Warning This Web page has been archived on the Web.

Archived Content

Information identified as archived on the Web is for reference, research or recordkeeping purposes. It has not been altered or updated after the date of archiving. Web pages that are archived on the Web are not subject to the Government of Canada Web Standards, as per the Policy on Communications and Federal Identity.

Skip booklet index and go to page content

Recovery Strategy for the Aurora Trout in Canada [Proposed]

Preface

The aurora trout is a freshwater fish and is under the jurisdiction of the federal government.  The Species at Risk Act (SARA, Section 37) requires the competent minister to prepare recovery strategies for listed extirpated, endangered or threatened species. The aurora trout was listed as endangered under SARA in May 2000.  Fisheries and Oceans Canada – Central and Arctic, led the development of this recovery strategy. The proposed strategy meets SARA requirements in terms of content and process (Sections 39-41). It was developed in cooperation or consultation with:

Jurisdictions – Ontario

Aboriginal groups – Abitibi – Wahgoshig, Timiskaming, Matachewan, Mattagami, Wahnapitae, Temagami. Ginoogaming, Long Lake, and Pic River.
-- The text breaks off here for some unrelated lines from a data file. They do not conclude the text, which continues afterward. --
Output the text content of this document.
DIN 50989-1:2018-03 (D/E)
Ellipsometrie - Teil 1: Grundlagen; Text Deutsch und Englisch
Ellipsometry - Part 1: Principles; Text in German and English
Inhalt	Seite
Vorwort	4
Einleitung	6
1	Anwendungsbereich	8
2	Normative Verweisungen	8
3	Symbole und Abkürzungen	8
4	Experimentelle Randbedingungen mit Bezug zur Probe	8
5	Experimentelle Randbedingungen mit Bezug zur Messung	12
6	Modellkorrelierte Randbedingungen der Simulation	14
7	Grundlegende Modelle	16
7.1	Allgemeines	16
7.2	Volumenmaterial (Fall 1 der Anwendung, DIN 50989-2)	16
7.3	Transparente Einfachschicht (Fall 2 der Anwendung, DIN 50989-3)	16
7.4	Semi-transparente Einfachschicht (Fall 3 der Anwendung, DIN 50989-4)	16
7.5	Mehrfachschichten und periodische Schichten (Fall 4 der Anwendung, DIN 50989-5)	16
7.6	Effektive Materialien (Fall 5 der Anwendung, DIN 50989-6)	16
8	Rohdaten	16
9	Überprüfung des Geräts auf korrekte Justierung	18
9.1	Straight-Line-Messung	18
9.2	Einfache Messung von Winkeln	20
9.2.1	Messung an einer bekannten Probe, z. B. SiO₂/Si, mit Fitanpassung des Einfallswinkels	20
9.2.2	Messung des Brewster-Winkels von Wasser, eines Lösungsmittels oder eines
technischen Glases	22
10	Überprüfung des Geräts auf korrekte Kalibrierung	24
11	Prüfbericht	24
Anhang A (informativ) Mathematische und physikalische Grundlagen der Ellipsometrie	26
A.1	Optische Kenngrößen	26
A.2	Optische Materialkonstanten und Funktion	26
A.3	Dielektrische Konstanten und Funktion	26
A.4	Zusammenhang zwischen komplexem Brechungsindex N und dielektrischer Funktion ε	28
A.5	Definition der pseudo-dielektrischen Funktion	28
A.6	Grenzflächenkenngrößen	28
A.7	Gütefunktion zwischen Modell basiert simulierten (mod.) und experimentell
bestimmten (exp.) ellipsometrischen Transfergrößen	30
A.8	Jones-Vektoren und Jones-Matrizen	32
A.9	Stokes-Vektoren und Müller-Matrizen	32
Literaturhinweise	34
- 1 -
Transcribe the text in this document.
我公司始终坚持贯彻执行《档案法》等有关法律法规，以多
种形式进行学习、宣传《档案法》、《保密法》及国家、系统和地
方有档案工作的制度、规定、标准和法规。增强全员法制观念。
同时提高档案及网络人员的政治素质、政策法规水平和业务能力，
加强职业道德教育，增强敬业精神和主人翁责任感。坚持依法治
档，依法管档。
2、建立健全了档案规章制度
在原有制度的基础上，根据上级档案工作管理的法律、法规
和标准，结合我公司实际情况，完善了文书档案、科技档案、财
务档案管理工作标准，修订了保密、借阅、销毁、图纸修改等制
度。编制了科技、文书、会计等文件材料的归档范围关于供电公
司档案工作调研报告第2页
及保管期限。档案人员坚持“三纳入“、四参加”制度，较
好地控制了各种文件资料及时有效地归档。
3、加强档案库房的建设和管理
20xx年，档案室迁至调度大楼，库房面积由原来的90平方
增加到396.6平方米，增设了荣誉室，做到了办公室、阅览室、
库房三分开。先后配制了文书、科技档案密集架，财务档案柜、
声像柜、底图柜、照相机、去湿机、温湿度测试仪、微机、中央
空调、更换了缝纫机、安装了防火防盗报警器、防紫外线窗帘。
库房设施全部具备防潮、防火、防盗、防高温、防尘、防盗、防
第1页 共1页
Strategic environmental assessment

A strategic environmental assessment (SEA) is conducted on all SARA recovery planning documents, in accordance with the Cabinet Directive on the Environmental Assessment of Policy, Plan and Program Proposals. The purpose of a SEA is to incorporate environmental considerations into the development of public policies, plans, and program proposals to support environmentally-sound decision making.

Recovery planning is intended to benefit species at risk and biodiversity in general. However, it is recognized that strategies may also inadvertently lead to environmental effects beyond the intended benefits. The recovery planning process based on national guidelines directly incorporates consideration of all environmental effects, with a particular focus on possible impacts on non-target species or habitats. The results of the SEA are incorporated directly in the strategy itself, but are also summarized below.

This recovery strategy will clearly benefit the environment by promoting the recovery of the aurora trout. The potential for the strategy to inadvertently lead to adverse effects on other species was considered. The SEA concluded that this strategy will clearly benefit the environment and will not entail any significant adverse effects. Refer to the following sections of the document in particular: Description of the species’ needs – biological needs, ecological role and limiting factors; Effects on other species; and Recommended approach for recovery, as applicable.